Из дальнейшего разговора я понял, что Краснухин выполнил срочный заказ, оформил, проиллюстрировал книгу в издательстве и по этому поводу созывает гостей.
В общем, пришла удача, особенно ощутимая в доме, где удачи бывают не часто.
И я был этому рад – должны же быть удачи и у непризнанного художника, черт побери!
Несколько минут Краснухин не сводил с Кости своих громадных глазищ. На меня он так не смотрел ни в прошлый раз, ни в позапрошлый, а на Костю смотрел особенно, я бы сказал – потрясенно: понял, кого я привел с собой. Самое правильное – оставить их вдвоем. Я встал.
– Пойду, пожалуй, а ты, Костя, посиди.
Недоуменный взгляд Кости показал, что он не оценил моего дипломатического хода.
Тогда я сказал Краснухину:
– Евгений Алексеевич, это мой товарищ, Костя. Вы не расскажете ему о профессоре Мавродаки?
Краснухин еще раз посмотрел на Костю, повращал глазами, потом долго рылся в бумагах, развязывал и завязывал тесемки на папках, перебирал карточки и рисунки и наконец нашел то, что искал, – большую групповую фотографию.
– Наш выпуск.
Тонко очиненным карандашом он показал на небольшого черненького, улыбающегося человека в центре группы. Это был Мавродаки... И я поразился его сходству с Костей.
Костя так и впился глазами в фотографию.
Я не хотел ему мешать и отошел в сторону, рассматривая висящие на стене гипсовые слепки рук.

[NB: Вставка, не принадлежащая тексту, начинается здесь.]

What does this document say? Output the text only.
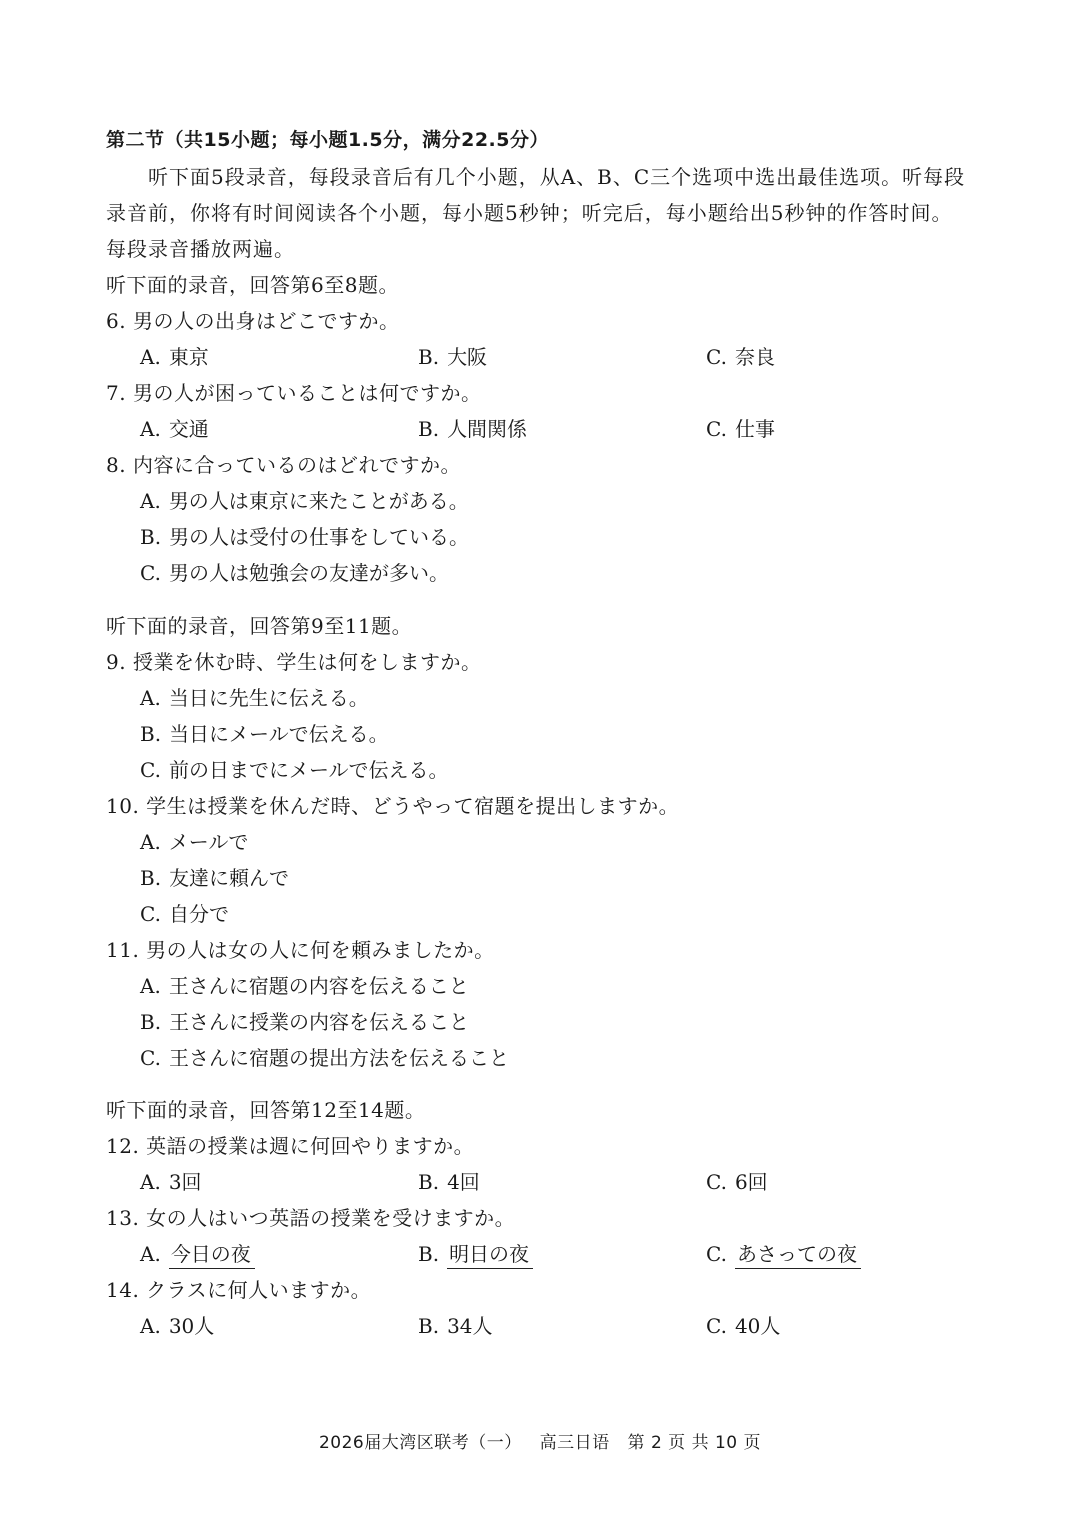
第二节（共15小题；每小题1.5分，满分22.5分）
听下面5段录音，每段录音后有几个小题，从A、B、C三个选项中选出最佳选项。听每段
录音前，你将有时间阅读各个小题，每小题5秒钟；听完后，每小题给出5秒钟的作答时间。
每段录音播放两遍。
听下面的录音，回答第6至8题。
6. 男の人の出身はどこですか。
A. 東京	B. 大阪	C. 奈良
7. 男の人が困っていることは何ですか。
A. 交通	B. 人間関係	C. 仕事
8. 内容に合っているのはどれですか。
A. 男の人は東京に来たことがある。
B. 男の人は受付の仕事をしている。
C. 男の人は勉強会の友達が多い。
听下面的录音，回答第9至11题。
9. 授業を休む時、学生は何をしますか。
A. 当日に先生に伝える。
B. 当日にメールで伝える。
C. 前の日までにメールで伝える。
10. 学生は授業を休んだ時、どうやって宿題を提出しますか。
A. メールで
B. 友達に頼んで
C. 自分で
11. 男の人は女の人に何を頼みましたか。
A. 王さんに宿題の内容を伝えること
B. 王さんに授業の内容を伝えること
C. 王さんに宿題の提出方法を伝えること
听下面的录音，回答第12至14题。
12. 英語の授業は週に何回やりますか。
A. 3回	B. 4回	C. 6回
13. 女の人はいつ英語の授業を受けますか。
A. 今日の夜	B. 明日の夜	C. あさっての夜
14. クラスに何人いますか。
A. 30人	B. 34人	C. 40人
2026届大湾区联考（一） 高三日语 第 2 页 共 10 页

Краснухин тоже делал вид, что не обращает внимания на Костю, ходил по мастерской, чего-то перебирал, переставлял, выходил на кухню, разговаривал с женой, снова возвращался. Было видно, что он не умеет не работать, не привык отдыхать, не привык к темно-синему костюму, неважно чувствует себя в белой рубашке и галстуке.
– Вы можете мне ее дать? – спросил Костя про фотографию.
– Насовсем – нет, переснять – пожалуйста.
– Это Владимир Николаевич? – спросил вдруг Костя.
Краснухин наклонился к фотографии.
– Да, по-видимому... Он был тогда в аспирантуре.
Это новость! Веэн еще в то время лично знал Мавродаки. Почему же он ничего мне об этом не сказал?
– Вам не знакома такая фамилия – Максимов? – спросил я.
– Кто такой Максимов?
– Критик, наверно.
– Держусь от них подальше.
– Говорят, Владимир Николаевич прокатился по вашему адресу?
– Было дело.
– А что он писал?
– Тебя это интересует?
– Интересует.
Он кивнул на лежащую в углу кучу журналов:
– Поищи третий номер за прошлый год.
Найти журнал тоже оказалось не так просто. Я поразился беспечности Краснухина. О нем написана статья, а он ее засунул сам не знает куда.
Я нашел журнал не в той куче бумаг, которую показал мне Краснухин, а совсем в другом углу, за токарным станком.